State Policy Network
Local Right-to-Work Ordinances Bring Worker Freedom to Not-So-Free States

Should anyone be forced to join or give money to a union just to get or keep a job? Polls show most Americans say no —people should be allowed to decide for themselves whether they’ll support a union.

But not all Americans enjoy that freedom. In states without a “Right-to-Work” law, the only choice many workers at unionized businesses have is: pay the union or lose your job.

Fortunately, a growing majority of states now have Right-to-Work laws in effect that protect workers’ freedom to choose. Six states have enacted new Right-to-Work laws just since 2012, bringing the national total to 27. In this decade, the momentum for Right-to-Work laws has become so strong that even some states long thought to be union strongholds, such as Wisconsin and Michigan, have adopted them.

Why? Not only because it’s the right thing to do, but also because it’s good for states’ economies. According to research by the Mackinac Center for Public Policy, Right-to-Work states tend to have better wage, job, and population growth than non-Right-to-Work states.

Still, there are stubborn holdouts, including my own state of Illinois. A majority of Illinoisans favor giving workers the right to choose, but it seems unlikely the Illinois legislature will give the people want they want any time soon, thanks to union influence in the state capital and the state’s notorious suppression of political choice.

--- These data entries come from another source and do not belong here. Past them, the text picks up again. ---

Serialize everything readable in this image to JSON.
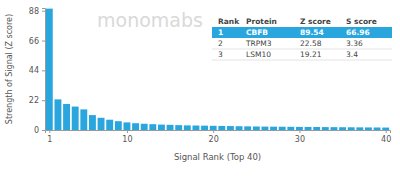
{
  "chart_data": {
    "type": "bar",
    "x_label": "Signal Rank (Top 40)",
    "y_label": "Strength of Signal (Z score)",
    "annotations": [
      "monomabs"
    ],
    "x": [
      1,
      2,
      3,
      4,
      5,
      6,
      7,
      8,
      9,
      10,
      11,
      12,
      13,
      14,
      15,
      16,
      17,
      18,
      19,
      20,
      21,
      22,
      23,
      24,
      25,
      26,
      27,
      28,
      29,
      30,
      31,
      32,
      33,
      34,
      35,
      36,
      37,
      38,
      39,
      40
    ],
    "values": [
      89.54,
      22.58,
      19.21,
      17.3,
      15.2,
      11.0,
      9.0,
      7.6,
      6.5,
      5.6,
      5.0,
      4.6,
      4.3,
      4.0,
      3.8,
      3.6,
      3.4,
      3.3,
      3.2,
      3.1,
      3.0,
      2.9,
      2.8,
      2.7,
      2.6,
      2.5,
      2.45,
      2.4,
      2.35,
      2.3,
      2.25,
      2.2,
      2.15,
      2.1,
      2.05,
      2.0,
      1.95,
      1.9,
      1.85,
      1.8
    ],
    "color": "#2aa6df",
    "xlim": [
      0.5,
      40.5
    ],
    "xticks": [
      1,
      10,
      20,
      30,
      40
    ],
    "ylim": [
      0,
      90
    ],
    "yticks": [
      0,
      22,
      44,
      66,
      88
    ],
    "grid": false,
    "table": {
      "columns": [
        "Rank",
        "Protein",
        "Z score",
        "S score"
      ],
      "rows": [
        [
          1,
          "CBFB",
          89.54,
          66.96
        ],
        [
          2,
          "TRPM3",
          22.58,
          3.36
        ],
        [
          3,
          "LSM10",
          19.21,
          3.4
        ]
      ]
    }
  }
}
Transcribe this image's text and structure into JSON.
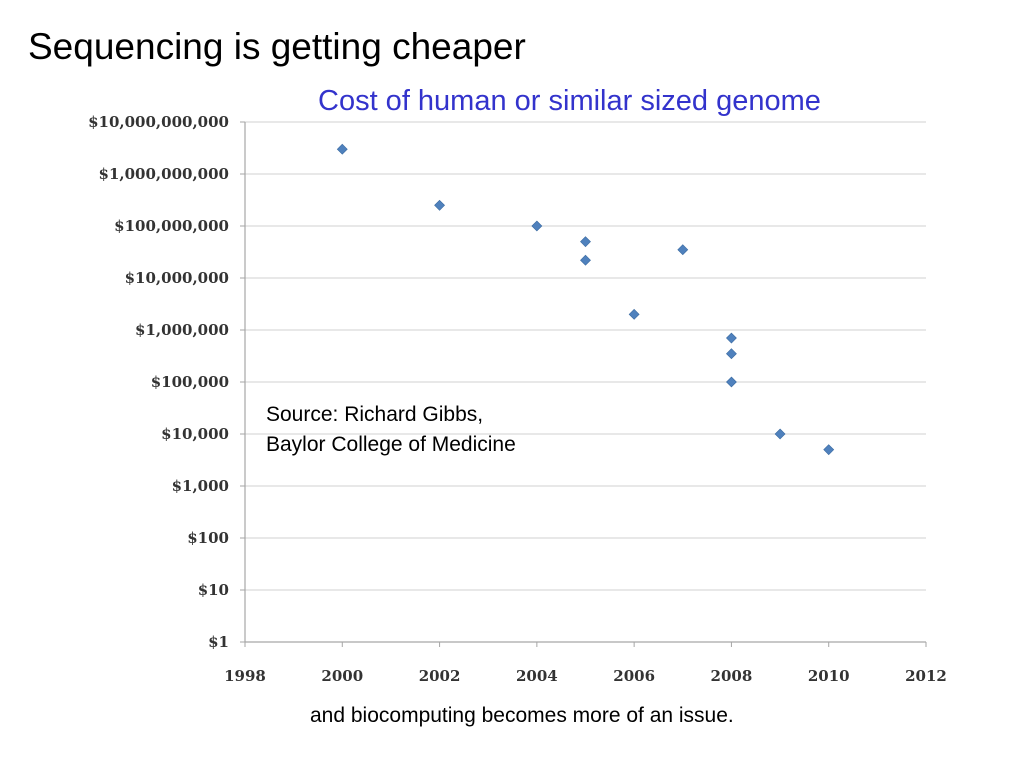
{
  "slide": {
    "title": "Sequencing is getting cheaper",
    "footer": "and biocomputing becomes more of an issue."
  },
  "source": {
    "line1": "Source: Richard Gibbs,",
    "line2": "Baylor College of Medicine"
  },
  "colors": {
    "chart_title": "#3333cc",
    "marker": "#4f81bd",
    "grid": "#d9d9d9",
    "axis": "#a6a6a6"
  },
  "chart_data": {
    "type": "scatter",
    "title": "Cost of human or similar sized genome",
    "xlabel": "",
    "ylabel": "",
    "xlim": [
      1998,
      2012
    ],
    "x_ticks": [
      1998,
      2000,
      2002,
      2004,
      2006,
      2008,
      2010,
      2012
    ],
    "yscale": "log",
    "ylim": [
      1,
      10000000000
    ],
    "y_ticks": [
      {
        "value": 10000000000,
        "label": "$10,000,000,000"
      },
      {
        "value": 1000000000,
        "label": "$1,000,000,000"
      },
      {
        "value": 100000000,
        "label": "$100,000,000"
      },
      {
        "value": 10000000,
        "label": "$10,000,000"
      },
      {
        "value": 1000000,
        "label": "$1,000,000"
      },
      {
        "value": 100000,
        "label": "$100,000"
      },
      {
        "value": 10000,
        "label": "$10,000"
      },
      {
        "value": 1000,
        "label": "$1,000"
      },
      {
        "value": 100,
        "label": "$100"
      },
      {
        "value": 10,
        "label": "$10"
      },
      {
        "value": 1,
        "label": "$1"
      }
    ],
    "grid": "horizontal",
    "marker": "diamond",
    "points": [
      {
        "x": 2000,
        "y": 3000000000
      },
      {
        "x": 2002,
        "y": 250000000
      },
      {
        "x": 2004,
        "y": 100000000
      },
      {
        "x": 2005,
        "y": 50000000
      },
      {
        "x": 2005,
        "y": 22000000
      },
      {
        "x": 2007,
        "y": 35000000
      },
      {
        "x": 2006,
        "y": 2000000
      },
      {
        "x": 2008,
        "y": 700000
      },
      {
        "x": 2008,
        "y": 350000
      },
      {
        "x": 2008,
        "y": 100000
      },
      {
        "x": 2009,
        "y": 10000
      },
      {
        "x": 2010,
        "y": 5000
      }
    ]
  }
}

Illinois is paying a price for this. Since neighbors Indiana and Michigan enacted Right-to-Work laws in 2012, those states have added thousands of new manufacturing jobs on net, while Illinois’ economy has stagnated, with net losses in manufacturing jobs and population.

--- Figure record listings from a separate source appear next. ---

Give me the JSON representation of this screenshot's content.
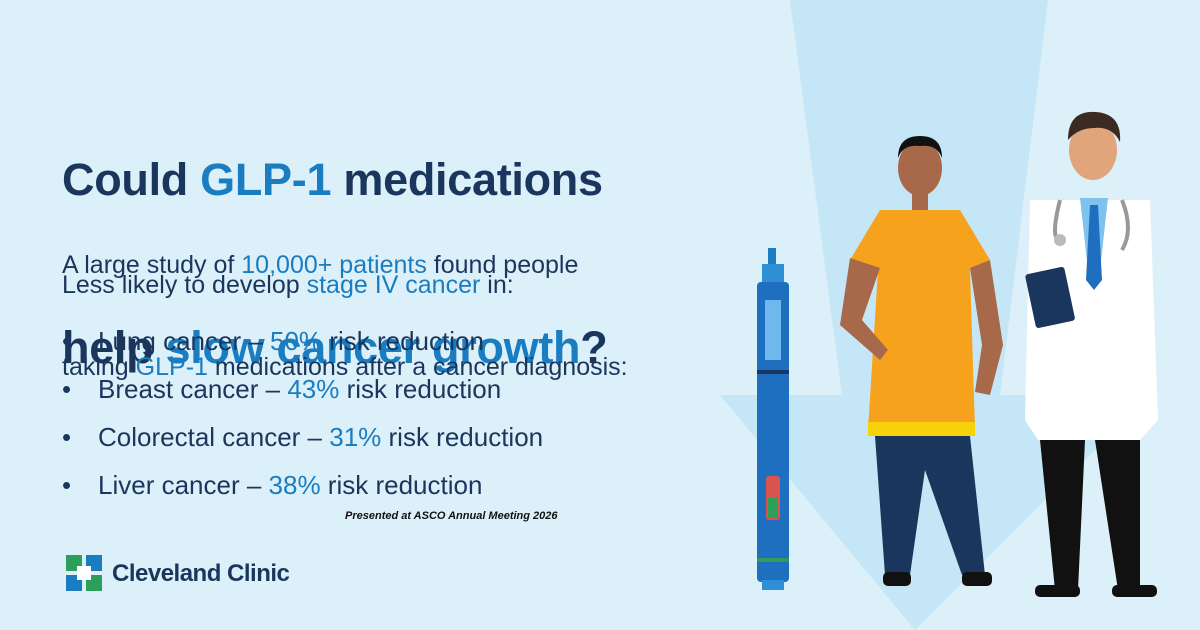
{
  "headline": {
    "line1": [
      "Could ",
      "GLP-1",
      " medications"
    ],
    "line2": [
      "help ",
      "slow cancer growth",
      "?"
    ]
  },
  "intro": {
    "line1": [
      "A large study of ",
      "10,000+ patients",
      " found people"
    ],
    "line2": [
      "taking ",
      "GLP-1",
      " medications after a cancer diagnosis:"
    ]
  },
  "subhead": [
    "Less likely to develop ",
    "stage IV cancer",
    " in:"
  ],
  "findings": [
    [
      "Lung cancer – ",
      "50%",
      " risk reduction"
    ],
    [
      "Breast cancer – ",
      "43%",
      " risk reduction"
    ],
    [
      "Colorectal cancer – ",
      "31%",
      " risk reduction"
    ],
    [
      "Liver cancer – ",
      "38%",
      " risk reduction"
    ]
  ],
  "citation": "Presented at ASCO Annual Meeting 2026",
  "logo": "Cleveland Clinic"
}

Seeing the jobs and people fleeing the state, the village of Lincolnshire in suburban Chicago decided not to wait for the Illinois legislature to come around. In December 2015, the village enacted a local Right-to-Work ordinance to protect workers employed in Lincolnshire, the first ordinance of its kind in Illinois.

Unfortunately, Lincolnshire and its workers aren’t enjoying the benefits of that law just yet. It’s been on hold since a group of unions, led by the AFL-CIO’s national office, filed a lawsuit challenging it in early 2016. They argue that federal law only allows states’ central governments, not local governments, to enact Right-to-Work. That case is now before the U.S. Court of Appeals for the Seventh Circuit, and the Liberty Justice Center is defending the village’s ordinance pro bono.

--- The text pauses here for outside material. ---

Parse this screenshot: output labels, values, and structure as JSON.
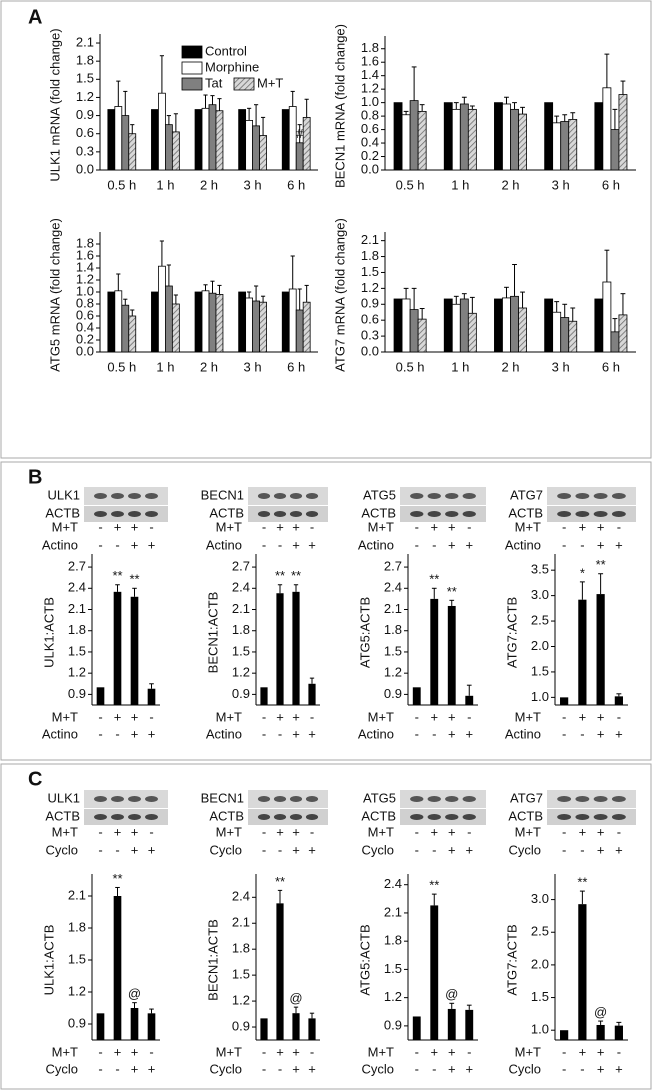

Lincolnshire should prevail because it’s on solid legal ground. In 2016, another federal appellate court upheld local Right-to-Work ordinances that several Kentucky counties enacted against an identical challenge from unions. Those county ordinances were credited with attracting unprecedented new investment and led to Kentucky’s passage of a statewide Right-to-Work law in 2017.

Encouraged by Kentucky’s experience, three more local governments in non-Right-to-Work states have recently taken it upon themselves to protect worker freedom.

In December 2017, the city of Seaford, Delaware, enacted the first Right-to-Work law of any kind in the Northeast. Seaford Mayor David Genshaw says he hopes the ordinance will help attract new employers to the city of 7,000, formerly home to a 35-acre DuPont nylon plant that employed hundreds.

In New Mexico, Sandoval County and Otero County passed Right-to-Work ordinances in January 2018 and April 2018, respectively, also hoping to attract new investment and jobs.

A court decision in Lincolnshire’s favor is sure to embolden even more municipalities to enact Right-to-Work, in both Illinois and non-Right-to-Work states nationwide, creating islands of freedom in otherwise unfree states.

And regardless of how the court battles play out, municipalities’ desire to enact local Right-to-Work – even in the face of union lawsuits – shows how desperately many desire the benefits that Right-to-Work can bring. And it suggests that, one way or another, the cause of worker freedom will only continue to advance.

Jacob Huebert is the Director of Litigation at the Liberty Justice Center.